There must be some truth to the saying that first love indeed never dies. It survives even in the presence of one’s true love. Like precious pieces of jewelry, the memoirs of their old flames are occasionally withdrawn from a secret compartment in their hearts so they could experience again the joy of youth and the thrill of reckless abandon. No wonder some guys wanted to be any woman’s first love. They leave imprints that cannot even be erased by true love.
Instead of agreeing that first love never dies, the more mature sis proposed that the idea of first love should be demystified. She believed that women who held on to their young loves in high esteem create an alternate reality for themselves. They only remember the good times when life was good, uncomplicated and ideal. Since their memories of the first times were not clouded by real life problems, then they appear happier. She suggested that women who put their first objects of affection on a pedestal should ask themselves, “if I married that guy, instead of my husband, and we had our share of bliss and struggles, will my former love remain on his ivory tower? Would he have made me happier? Actually, pwedeng worse. It’s all in their minds.”
On TOTGA and TOWS
We also had a discourse on the movie, “Bridges of Madison County” wherein Meryl Streep had a four-day affair with Clint Eastwood. While very much married to her husband, the character of Streep immortalized her adulterous relationship by writing about her affair. Sis and I could not help but talk about the concepts of TOTGA and TOWS.

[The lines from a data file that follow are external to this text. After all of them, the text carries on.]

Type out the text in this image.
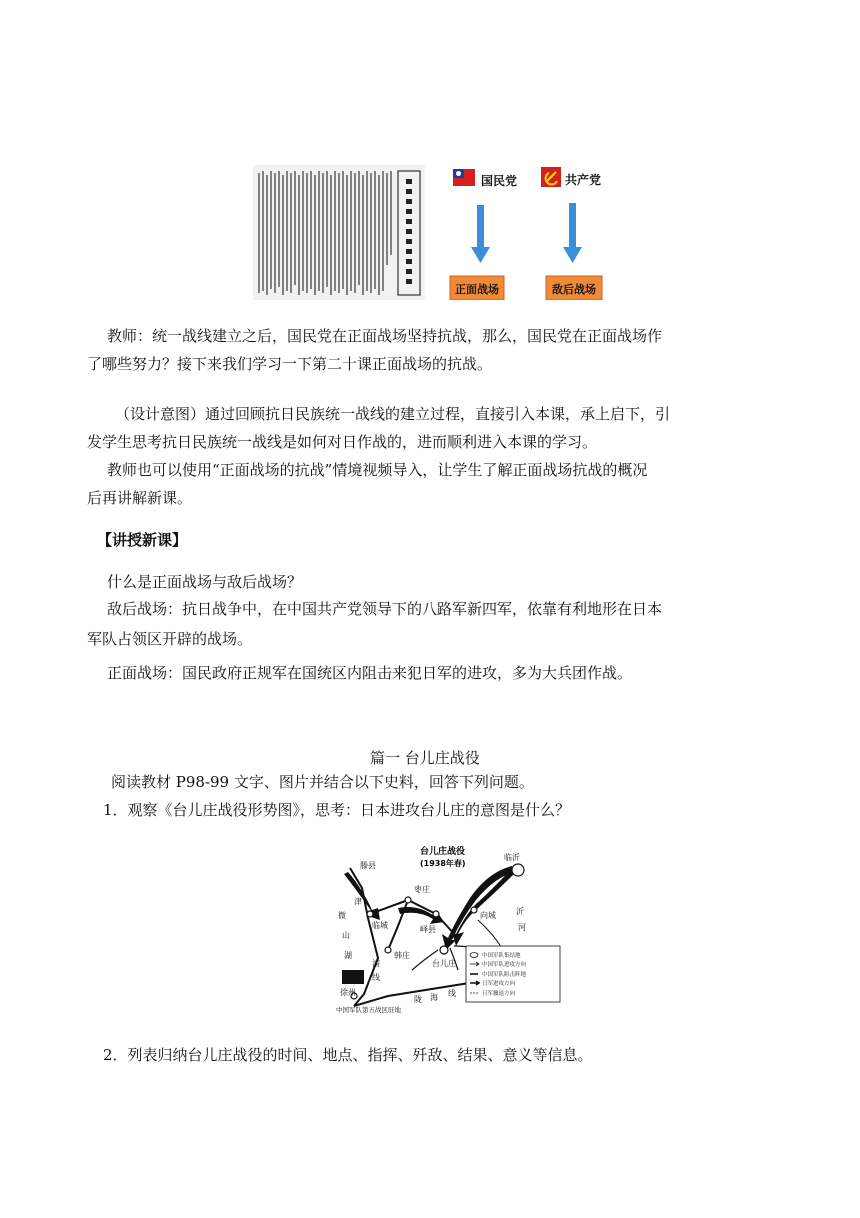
国民党	共产党
正面战场	敌后战场
教师：统一战线建立之后，国民党在正面战场坚持抗战，那么，国民党在正面战场作
了哪些努力？接下来我们学习一下第二十课正面战场的抗战。
（设计意图）通过回顾抗日民族统一战线的建立过程，直接引入本课，承上启下，引
发学生思考抗日民族统一战线是如何对日作战的，进而顺利进入本课的学习。
教师也可以使用“正面战场的抗战”情境视频导入，让学生了解正面战场抗战的概况
后再讲解新课。
【讲授新课】
什么是正面战场与敌后战场？
敌后战场：抗日战争中，在中国共产党领导下的八路军新四军，依靠有利地形在日本
军队占领区开辟的战场。
正面战场：国民政府正规军在国统区内阻击来犯日军的进攻，多为大兵团作战。
篇一 台儿庄战役
阅读教材 P98-99 文字、图片并结合以下史料，回答下列问题。
1．观察《台儿庄战役形势图》，思考：日本进攻台儿庄的意图是什么？
台儿庄战役
(1938年春)
临沂
滕县
枣庄
临城	峄县
向城
韩庄
台儿庄
徐州
沂
河
津
浦
线
微
山
湖
陇 海 线
中国军队第五战区驻地
中国军队集结地
中国军队进攻方向
中国军队阻击阵地
日军进攻方向
日军撤退方向
2．列表归纳台儿庄战役的时间、地点、指挥、歼敌、结果、意义等信息。
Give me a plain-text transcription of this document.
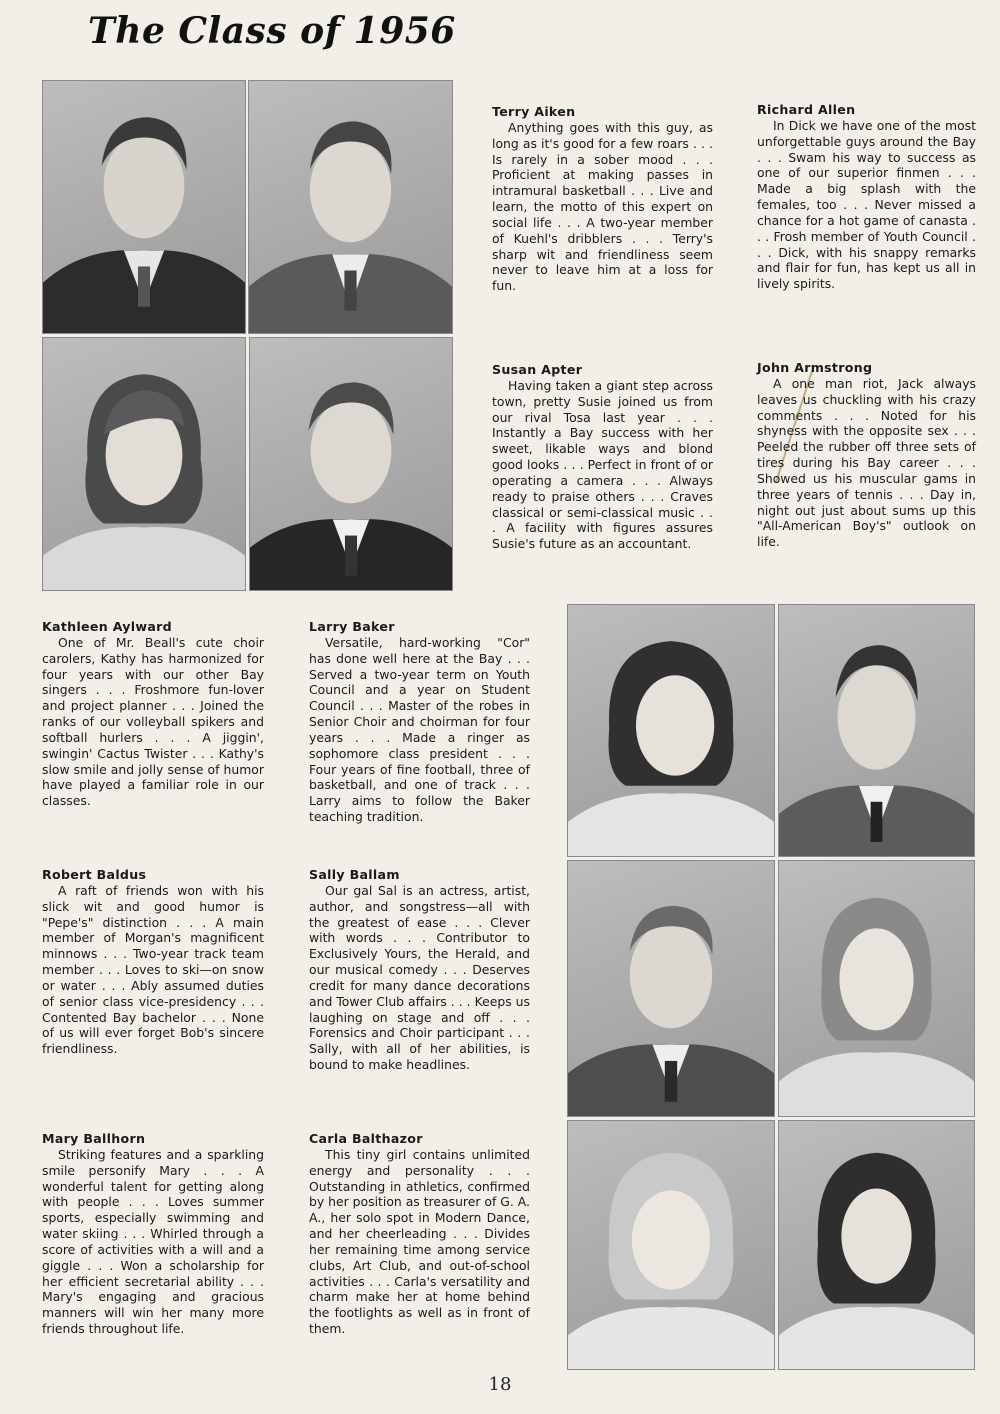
The Class of 1956
Terry Aiken
Anything goes with this guy, as long as it's good for a few roars . . . Is rarely in a sober mood . . . Proficient at making passes in intramural basketball . . . Live and learn, the motto of this expert on social life . . . A two-year member of Kuehl's dribblers . . . Terry's sharp wit and friendliness seem never to leave him at a loss for fun.
Richard Allen
In Dick we have one of the most unforgettable guys around the Bay . . . Swam his way to success as one of our superior finmen . . . Made a big splash with the females, too . . . Never missed a chance for a hot game of canasta . . . Frosh member of Youth Council . . . Dick, with his snappy remarks and flair for fun, has kept us all in lively spirits.
Susan Apter
Having taken a giant step across town, pretty Susie joined us from our rival Tosa last year . . . Instantly a Bay success with her sweet, likable ways and blond good looks . . . Perfect in front of or operating a camera . . . Always ready to praise others . . . Craves classical or semi-classical music . . . A facility with figures assures Susie's future as an accountant.
John Armstrong
A one man riot, Jack always leaves us chuckling with his crazy comments . . . Noted for his shyness with the opposite sex . . . Peeled the rubber off three sets of tires during his Bay career . . . Showed us his muscular gams in three years of tennis . . . Day in, night out just about sums up this "All-American Boy's" outlook on life.
Kathleen Aylward
One of Mr. Beall's cute choir carolers, Kathy has harmonized for four years with our other Bay singers . . . Froshmore fun-lover and project planner . . . Joined the ranks of our volleyball spikers and softball hurlers . . . A jiggin', swingin' Cactus Twister . . . Kathy's slow smile and jolly sense of humor have played a familiar role in our classes.
Larry Baker
Versatile, hard-working "Cor" has done well here at the Bay . . . Served a two-year term on Youth Council and a year on Student Council . . . Master of the robes in Senior Choir and choirman for four years . . . Made a ringer as sophomore class president . . . Four years of fine football, three of basketball, and one of track . . . Larry aims to follow the Baker teaching tradition.
Robert Baldus
A raft of friends won with his slick wit and good humor is "Pepe's" distinction . . . A main member of Morgan's magnificent minnows . . . Two-year track team member . . . Loves to ski—on snow or water . . . Ably assumed duties of senior class vice-presidency . . . Contented Bay bachelor . . . None of us will ever forget Bob's sincere friendliness.
Sally Ballam
Our gal Sal is an actress, artist, author, and songstress—all with the greatest of ease . . . Clever with words . . . Contributor to Exclusively Yours, the Herald, and our musical comedy . . . Deserves credit for many dance decorations and Tower Club affairs . . . Keeps us laughing on stage and off . . . Forensics and Choir participant . . . Sally, with all of her abilities, is bound to make headlines.
Mary Ballhorn
Striking features and a sparkling smile personify Mary . . . A wonderful talent for getting along with people . . . Loves summer sports, especially swimming and water skiing . . . Whirled through a score of activities with a will and a giggle . . . Won a scholarship for her efficient secretarial ability . . . Mary's engaging and gracious manners will win her many more friends throughout life.
Carla Balthazor
This tiny girl contains unlimited energy and personality . . . Outstanding in athletics, confirmed by her position as treasurer of G. A. A., her solo spot in Modern Dance, and her cheerleading . . . Divides her remaining time among service clubs, Art Club, and out-of-school activities . . . Carla's versatility and charm make her at home behind the footlights as well as in front of them.
18
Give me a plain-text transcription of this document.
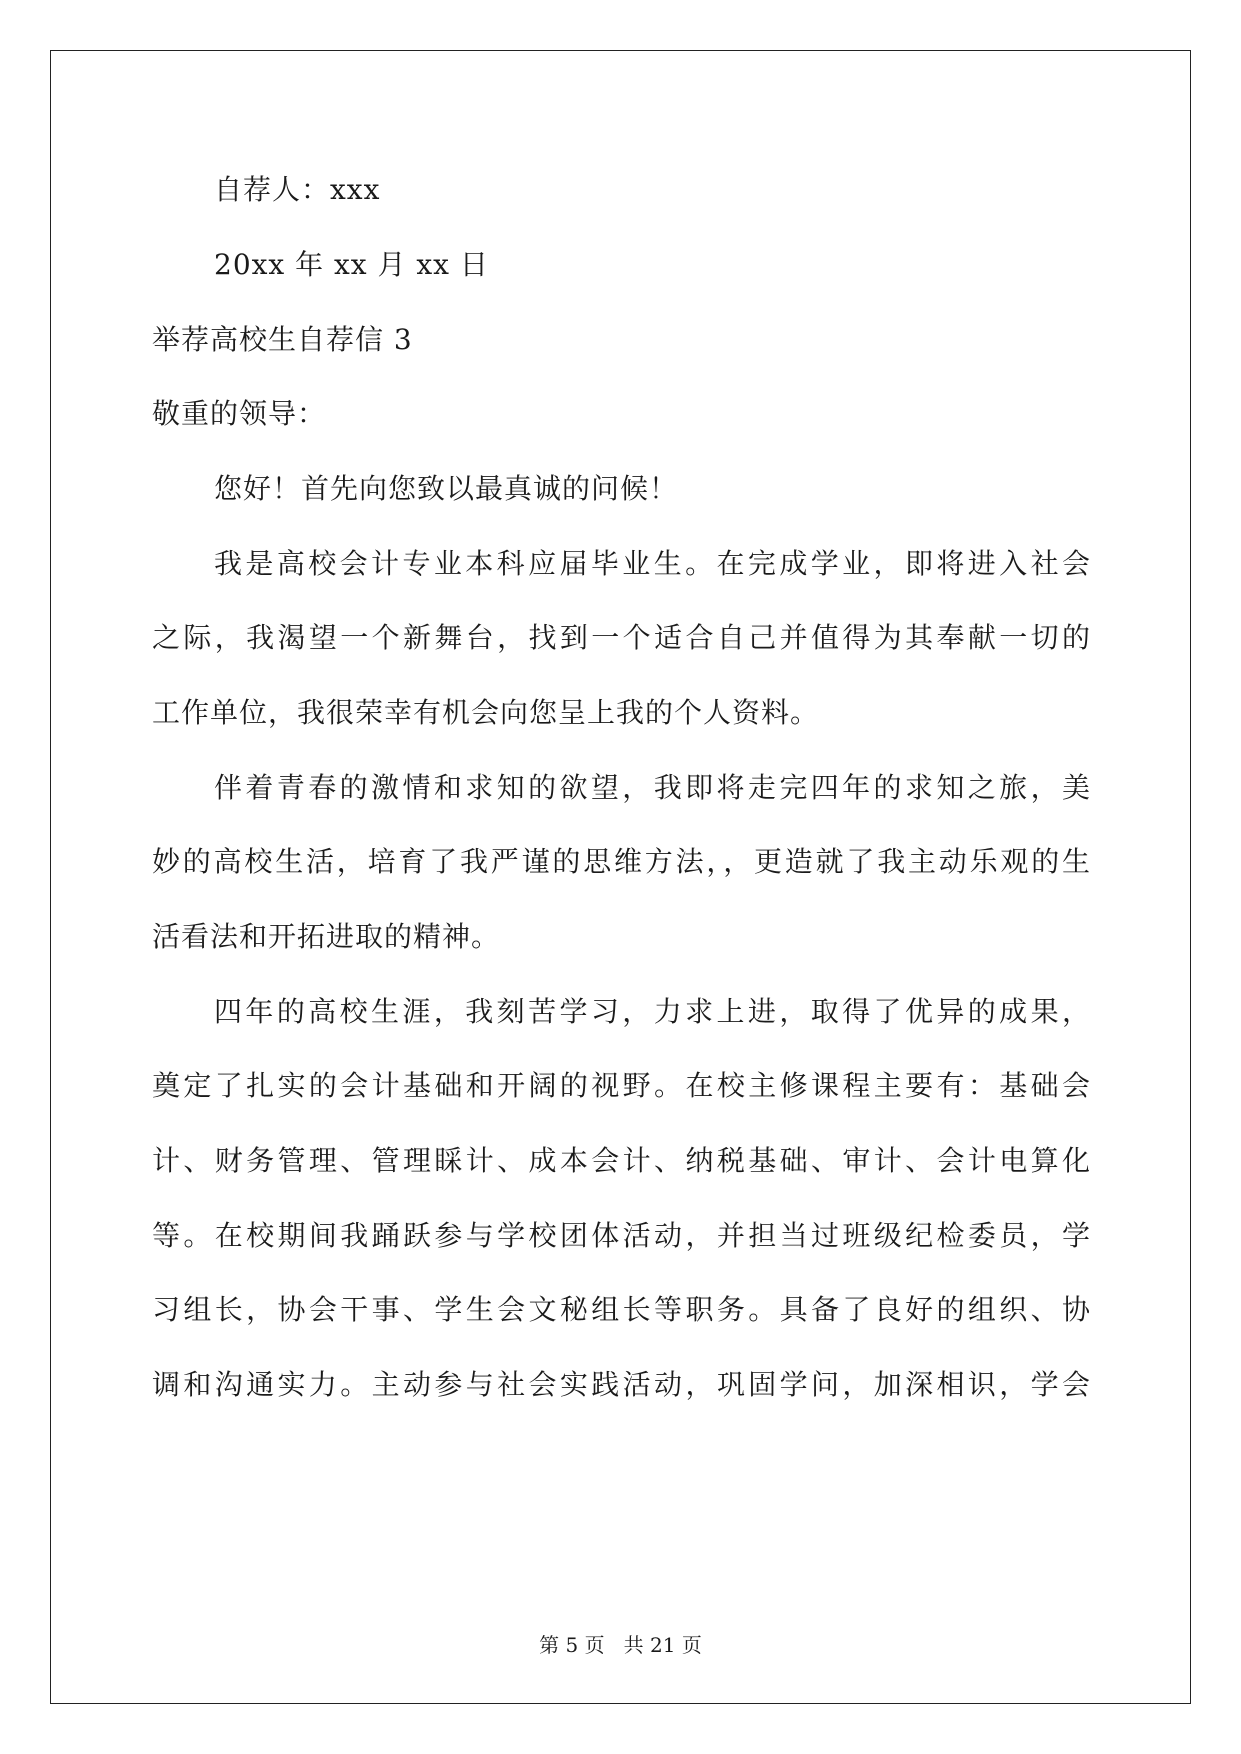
自荐人：xxx
20xx 年 xx 月 xx 日
举荐高校生自荐信 3
敬重的领导：
您好！首先向您致以最真诚的问候！
我是高校会计专业本科应届毕业生。在完成学业，即将进入社会
之际，我渴望一个新舞台，找到一个适合自己并值得为其奉献一切的
工作单位，我很荣幸有机会向您呈上我的个人资料。
伴着青春的激情和求知的欲望，我即将走完四年的求知之旅，美
妙的高校生活，培育了我严谨的思维方法，，更造就了我主动乐观的生
活看法和开拓进取的精神。
四年的高校生涯，我刻苦学习，力求上进，取得了优异的成果，
奠定了扎实的会计基础和开阔的视野。在校主修课程主要有：基础会
计、财务管理、管理睬计、成本会计、纳税基础、审计、会计电算化
等。在校期间我踊跃参与学校团体活动，并担当过班级纪检委员，学
习组长，协会干事、学生会文秘组长等职务。具备了良好的组织、协
调和沟通实力。主动参与社会实践活动，巩固学问，加深相识，学会
第 5 页   共 21 页
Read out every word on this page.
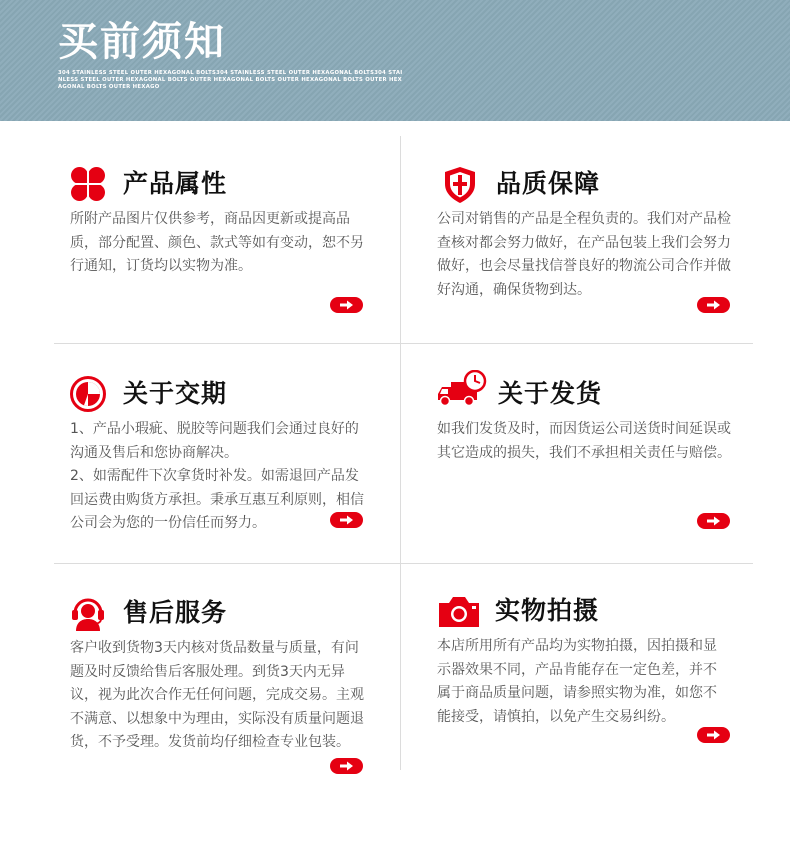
买前须知
304 STAINLESS STEEL OUTER HEXAGONAL BOLTS304 STAINLESS STEEL OUTER HEXAGONAL BOLTS304 STAINLESS STEEL OUTER HEXAGONAL BOLTS OUTER HEXAGONAL BOLTS OUTER HEXAGONAL BOLTS OUTER HEXAGONAL BOLTS OUTER HEXAGO
产品属性

所附产品图片仅供参考，商品因更新或提高品质，部分配置、颜色、款式等如有变动，恕不另行通知，订货均以实物为准。

品质保障

公司对销售的产品是全程负责的。我们对产品检查核对都会努力做好，在产品包装上我们会努力做好，也会尽量找信誉良好的物流公司合作并做好沟通，确保货物到达。

关于交期

1、产品小瑕疵、脱胶等问题我们会通过良好的沟通及售后和您协商解决。

2、如需配件下次拿货时补发。如需退回产品发回运费由购货方承担。秉承互惠互利原则，相信公司会为您的一份信任而努力。

关于发货

如我们发货及时，而因货运公司送货时间延误或其它造成的损失，我们不承担相关责任与赔偿。

售后服务

客户收到货物3天内核对货品数量与质量，有问题及时反馈给售后客服处理。到货3天内无异议，视为此次合作无任何问题，完成交易。主观不满意、以想象中为理由，实际没有质量问题退货，不予受理。发货前均仔细检查专业包装。

实物拍摄

本店所用所有产品均为实物拍摄，因拍摄和显示器效果不同，产品肯能存在一定色差，并不属于商品质量问题，请参照实物为准，如您不能接受，请慎拍，以免产生交易纠纷。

TOTGA is the abbreviated millennial speak for The One That Got Away. It connotes some attachment to a love that left. TOWS, on the other hand, is the shortened term for The One Who Stayed. It refers to that special someone who lingered and endured in an amorous relationship. In the Bridges movie, Clint Eastwood was the lover who left, thus, the TOTGA while the Streep’s husband is the TOWS. Like first loves, the TOTGA is also ensconced inside an undisclosed section of a woman’s heart.
Between being someone’s TOTGA or TOWS, which honor would you rather have? My sorority sis and I answered differently. Right of the bat, I stated my preference. I chose to be the TOWS, the one who endured for love. She, however, had more interesting things to say. She said that TOTGAs won’t cut it for her. If it got away, then it is not meant to be. With conviction, my senior sis also declared that she won’t choose to be TOWS, if she were given a love that was less than what she deserved. She further asserted, “for a woman who knows her value, choosing to stay in a relationship when the love is lopsided is violence.”
We agreed in the end that couples, who decide to stay with each other, should ensure that their love is kept alive. We also both agreed that having secret compartments for first loves and TOTGAs are not fair to the TOWS. If one must stay in a relationship, the heart must be filled by only one. The worthy one.